Cento idee per cambiare il mondo vengono presentate a Berlino, e praticamente nessuna è italiana. La conferenza si chiama Falling Walls, e si tiene ogni anno il 9 novembre, in occasione dell’anniversario della Caduta del muro di Berlino. È la “finale” di un processo di selezione che dura mesi, con preselezioni che si sono tenute a san Paolo in Brasile, a Mosca, a Johannesburg a Londra e a Los Angeles. A Berlino si presentano le idee in tre minuti, e poi le tre idee più “intriganti” (che vuol dir poco, ma tanto era scritto sul programma) ricevono un premio, oltre a – vivaddio – un emolumento.
È diverso dall’ottimo e celebratissimo Ted: qui si presentano quasi solo ricercatori da tutti i settori del conoscere. Scorrendo la lista dei partecipanti, si leggono progetti dedicati ai Catalytic quantum-size effects, o il copyright digitale, o il paradosso di Kafka (una ricercatrice di Göttingen ha deciso di utilizzare metodi quantitativo-statistici per analizzare il povero Kafka, che in quanto morto non si può difendere). Se può sembrare una conferenza in bilico tra Nobel e Ignobel, forse lo è – ma in realtà è solo un ottimo contesto per dar spazio alla creatività della conoscenza.
Anche perché la partecipazione è presa estremamente sul serio: sono in mostra le principali università del pianeta. E tra di esse spicca il nome di Pasquale De Caprio e dell’Università di Napoli. Una volta intervistato si rivela però che il ragazzo risiede da quasi tre anni in Germania, parla un ottimo tedesco, e sta cercando un post-doc nel freddo paese mitteleuropeo. E il suo tema parla proprio di Germania: la creazione di un “Museo della Ddr”. De Caprio è diplomatico: «non so perché sono l’unico italiano», dichiara con distacco che sembrerebbe mutuato dalla patria adottiva. Sembrerebbe che «struttura e soldi» facciano la differenza.

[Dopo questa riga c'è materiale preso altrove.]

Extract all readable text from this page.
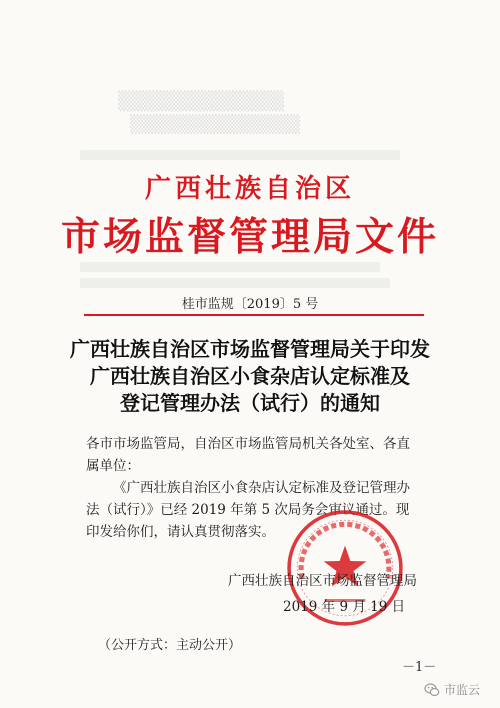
▒▒▒▒▒▒▒▒▒▒▒▒
▒▒▒▒▒▒▒▒▒▒▒▒▒
广西壮族自治区
市场监督管理局文件
桂市监规〔2019〕5 号
广西壮族自治区市场监督管理局关于印发
广西壮族自治区小食杂店认定标准及
登记管理办法（试行）的通知

各市市场监管局，自治区市场监管局机关各处室、各直属单位：

《广西壮族自治区小食杂店认定标准及登记管理办法（试行）》已经 2019 年第 5 次局务会审议通过。现印发给你们，请认真贯彻落实。

广西壮族自治区市场监督管理局
2019 年 9 月 19 日
（公开方式：主动公开）
－1－
市监云
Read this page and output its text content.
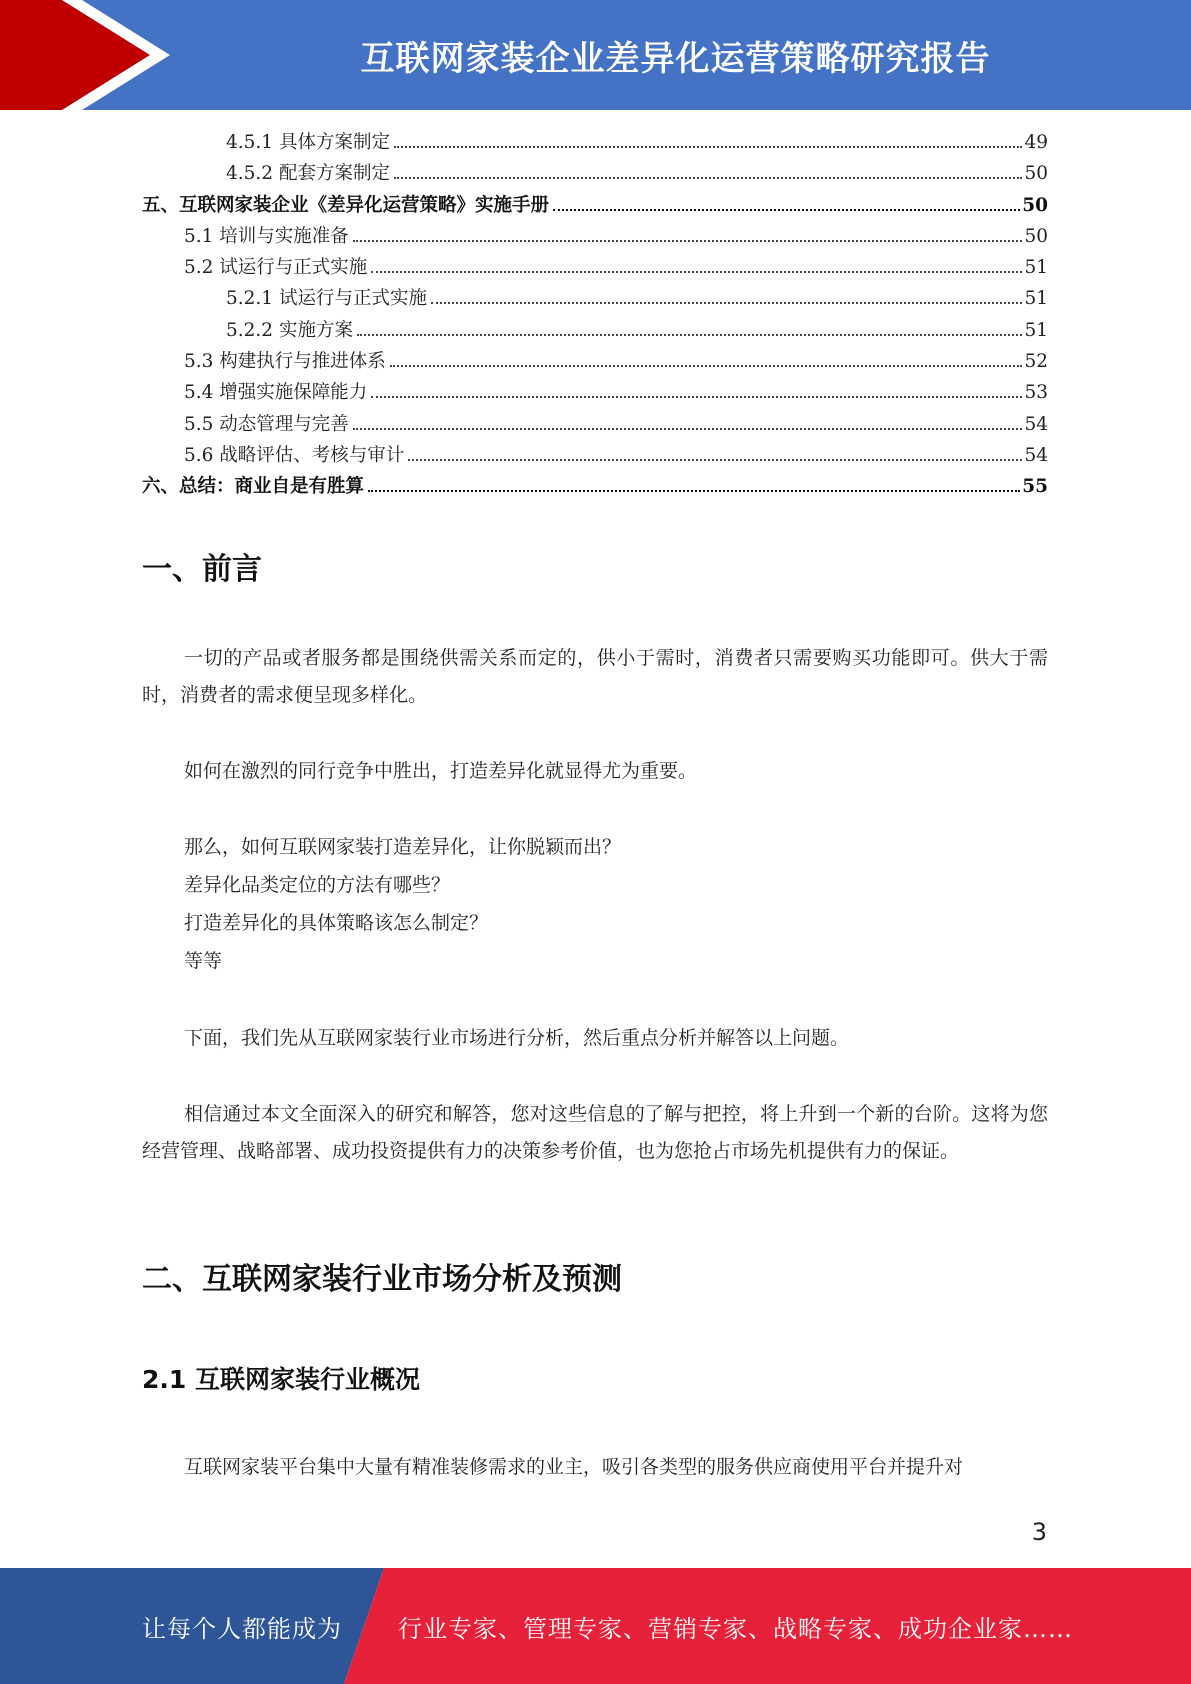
互联网家装企业差异化运营策略研究报告
4.5.1 具体方案制定	49
4.5.2 配套方案制定	50
五、互联网家装企业《差异化运营策略》实施手册	50
5.1 培训与实施准备	50
5.2 试运行与正式实施	51
5.2.1 试运行与正式实施	51
5.2.2 实施方案	51
5.3 构建执行与推进体系	52
5.4 增强实施保障能力	53
5.5 动态管理与完善	54
5.6 战略评估、考核与审计	54
六、总结：商业自是有胜算	55
一、前言
一切的产品或者服务都是围绕供需关系而定的，供小于需时，消费者只需要购买功能即可。供大于需时，消费者的需求便呈现多样化。
如何在激烈的同行竞争中胜出，打造差异化就显得尤为重要。
那么，如何互联网家装打造差异化，让你脱颖而出？
差异化品类定位的方法有哪些？
打造差异化的具体策略该怎么制定？
等等
下面，我们先从互联网家装行业市场进行分析，然后重点分析并解答以上问题。
相信通过本文全面深入的研究和解答，您对这些信息的了解与把控，将上升到一个新的台阶。这将为您经营管理、战略部署、成功投资提供有力的决策参考价值，也为您抢占市场先机提供有力的保证。
二、互联网家装行业市场分析及预测
2.1 互联网家装行业概况
互联网家装平台集中大量有精准装修需求的业主，吸引各类型的服务供应商使用平台并提升对
3
让每个人都能成为 行业专家、管理专家、营销专家、战略专家、成功企业家……
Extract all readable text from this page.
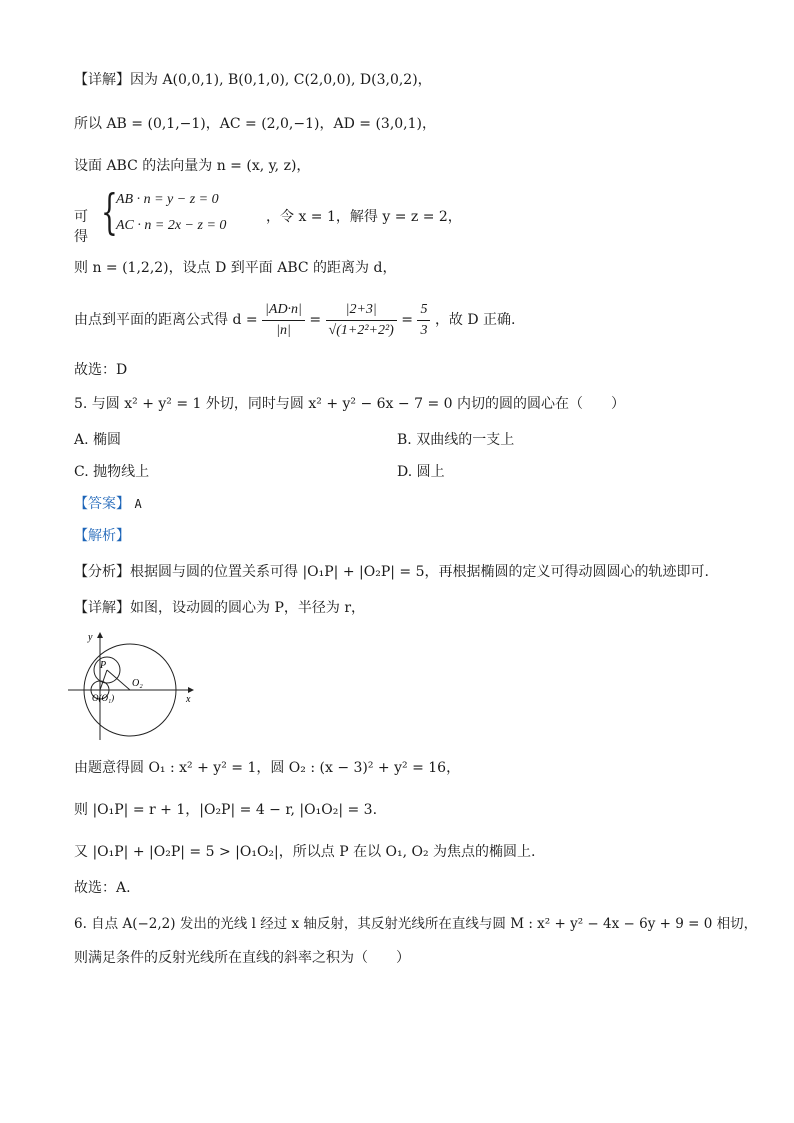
【详解】因为 A(0,0,1), B(0,1,0), C(2,0,0), D(3,0,2)，
所以 AB = (0,1,−1)，AC = (2,0,−1)，AD = (3,0,1)，
设面 ABC 的法向量为 n = (x, y, z)，
可得 {
AB · n = y − z = 0
AC · n = 2x − z = 0
，令 x = 1，解得 y = z = 2，
则 n = (1,2,2)，设点 D 到平面 ABC 的距离为 d，
由点到平面的距离公式得 $d = \frac{|AD\cdot n|}{|n|} = \frac{|2+3|}{\text{√(1+2²+2²)}} = \frac{5}{3}$ ，故 D 正确.
故选：D
5. 与圆 x² + y² = 1 外切，同时与圆 x² + y² − 6x − 7 = 0 内切的圆的圆心在（　　）
A. 椭圆	B. 双曲线的一支上
C. 抛物线上	D. 圆上
【答案】 A
【解析】
【分析】根据圆与圆的位置关系可得 |O₁P| + |O₂P| = 5，再根据椭圆的定义可得动圆圆心的轨迹即可.
【详解】如图，设动圆的圆心为 P，半径为 r，
y
x
P
O₂
O(O₁)
由题意得圆 O₁ : x² + y² = 1，圆 O₂ : (x − 3)² + y² = 16，
则 |O₁P| = r + 1，|O₂P| = 4 − r, |O₁O₂| = 3.
又 |O₁P| + |O₂P| = 5 > |O₁O₂|，所以点 P 在以 O₁, O₂ 为焦点的椭圆上.
故选：A.
6. 自点 A(−2,2) 发出的光线 l 经过 x 轴反射，其反射光线所在直线与圆 M : x² + y² − 4x − 6y + 9 = 0 相切，
则满足条件的反射光线所在直线的斜率之积为（　　）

A scorrere di nuovo la lista, appare anche un altro istituto italiano, l’Università di Chieti-Pescara, con il brasiliano Edson Filho e il suo progetto sulle interazioni multi-brain. È una coraggiosa testimonianza in un contesto che sembra favorire l’intraprendenza di paesi anglosassoni, e ovviamente tantissima Germania, a parte i paesi in via di sviluppo. Raccogliamo l’opinione di Hend El Tayebi, giovanissima ricercatrice contro il cancro al fegato al Cairo: «apprezzo la possibilità di entrare in contatto con idee molto diverse rispetto a quelle nelle quali mi concentro, e ispira molto».
Sembra quindi che, a parte i motivi di scala e finanziamento delle istituzioni di ricerca, a limitare la partecipazione sia un discorso d’intraprendenza dei ricercatori. «C’è quasi timore a mettersi in mostra nei confronti dei professori, che potrebbero ingelosirsi», dichiara un assai pessimista ricercatore italiano in visita. Forse la verità è che gli italiani non ci hanno neanche provato: la conferenza è nota anche nel nostro paese, tanto che era prevista perfino una visita del ministro dell’Istruzione Chiara Carrozza. Certo è che una visita di un ministro avrebbe potuto fare ben poco per risolvere una questione che sembra riguardare tutto il sistema, fin dalle fondamenta. In Italia, il primo muro che deve cadere è quello dell’intraprendenza dei ricercatori.